Bismillahirrahmanirrahim Ve elbette ki, Allah size verdiği (yardım) vâdinde sâdık kaldı. O'nun izniyle onları kırıp geçiriyordunuz (yeniyordunuz). Öyle ki sevdiğinizi (galibiyeti) size gösterdikten sonra, siz çekindiniz ve emir hakkında tartışıp isyan ettiniz.
Sizden kiminiz dünyayı, kiminiz âhireti istiyordu. Sonra (Allah) bir imtihan için sizi onlardan çevirdi (kurtardı). Muhakkak ki sizi affetti. Allah mü'minlere karşı fazl (ihsan ve lütuf) sahibidir. Âl-i İmrân sûresi-152
Bir Hadis
Ebu Musa Abdullah İbnu Kays el-Eş`ari (ra) anlatıyor: Hz. Peygamber (s.a.v) şöyle buyurdular: ALLAH`ın benimle gönderdiği ilim ve hidayetin misali, bir araziye düşen yağmur gibidir. (Bilindiği üzere ), Bazı araziler var, tabiatı güzeldir, suyu kabul eder, bol bitki ve ot yetiştirir. Bir kısım arazi var münbit değildir, ot bitirmez, ama suyu tutar. Onun tuttuğu su ile Cenab-ı Hakk insanları yararlandırır: Bu sudan kendileri içerler, hayvanlarını sularlar ve ziraat yaparlar. Diğer bir araziye daha isabet eder ki, bu ne su tutar ne ot bitirir. Bu temsilin biri ALLAH`ın dininde ilim sahibi kulunana delalet eder, böylesini ALLAH benimle göndermiş olduğu hidayetten yararlandırır; yani hem öğrenir, hem öğretir. Temsilden biri de, buna iltifat etmeyen ALLAH`ın benimle gönderdiği hidayeti hiç kabul etmeyen kimseye delalet eder. (Buhari, İlm 20)
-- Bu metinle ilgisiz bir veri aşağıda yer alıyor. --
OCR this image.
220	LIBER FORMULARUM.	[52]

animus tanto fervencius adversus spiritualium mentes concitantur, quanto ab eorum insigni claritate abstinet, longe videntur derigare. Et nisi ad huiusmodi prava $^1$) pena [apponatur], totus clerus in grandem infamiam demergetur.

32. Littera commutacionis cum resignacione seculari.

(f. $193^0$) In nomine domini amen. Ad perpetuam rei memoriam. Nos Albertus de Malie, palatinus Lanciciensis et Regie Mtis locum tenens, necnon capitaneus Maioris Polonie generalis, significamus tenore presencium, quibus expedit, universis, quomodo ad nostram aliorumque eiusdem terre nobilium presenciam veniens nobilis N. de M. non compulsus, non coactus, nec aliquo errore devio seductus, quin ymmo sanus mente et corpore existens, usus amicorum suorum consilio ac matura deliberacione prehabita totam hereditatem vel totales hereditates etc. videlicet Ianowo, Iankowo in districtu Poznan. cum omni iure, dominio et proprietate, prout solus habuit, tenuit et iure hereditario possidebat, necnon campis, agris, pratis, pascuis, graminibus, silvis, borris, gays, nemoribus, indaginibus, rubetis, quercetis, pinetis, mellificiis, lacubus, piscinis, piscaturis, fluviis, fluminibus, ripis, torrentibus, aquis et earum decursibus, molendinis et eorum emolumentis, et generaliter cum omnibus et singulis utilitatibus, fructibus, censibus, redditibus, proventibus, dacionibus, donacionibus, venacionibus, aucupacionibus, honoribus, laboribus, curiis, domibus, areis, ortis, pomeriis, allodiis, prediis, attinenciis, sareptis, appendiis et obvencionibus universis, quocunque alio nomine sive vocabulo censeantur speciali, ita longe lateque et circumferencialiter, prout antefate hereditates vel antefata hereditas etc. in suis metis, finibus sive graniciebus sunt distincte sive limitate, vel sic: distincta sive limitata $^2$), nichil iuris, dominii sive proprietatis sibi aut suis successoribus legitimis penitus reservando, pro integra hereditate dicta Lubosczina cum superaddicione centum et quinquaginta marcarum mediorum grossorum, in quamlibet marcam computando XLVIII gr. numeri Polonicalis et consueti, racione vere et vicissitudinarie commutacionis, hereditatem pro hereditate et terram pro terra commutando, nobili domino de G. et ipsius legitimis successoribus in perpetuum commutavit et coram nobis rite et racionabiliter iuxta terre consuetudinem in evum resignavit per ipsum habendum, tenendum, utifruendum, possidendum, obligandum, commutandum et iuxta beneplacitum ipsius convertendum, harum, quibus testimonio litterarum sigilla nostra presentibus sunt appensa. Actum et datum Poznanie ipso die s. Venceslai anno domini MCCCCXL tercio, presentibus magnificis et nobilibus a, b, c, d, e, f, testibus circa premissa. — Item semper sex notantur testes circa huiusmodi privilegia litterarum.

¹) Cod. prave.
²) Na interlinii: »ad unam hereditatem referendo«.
Geçenlerden ibret alınız gayretle çalışınız gafil olmayınız. Hiç bir hareketinize göz yumulmaz. Hani nerede dünyaya gelipde orada uzun müddet menfaatler sağlayan orayı imar edenler ekip biçenler ve onların kardeşleri. Onları unuttunuz mu Dünyaya Allah'ın verdiği kadar değer veriniz. Ahirettende nasibinizi unutmayınız. - Hz. Osman (r.a.)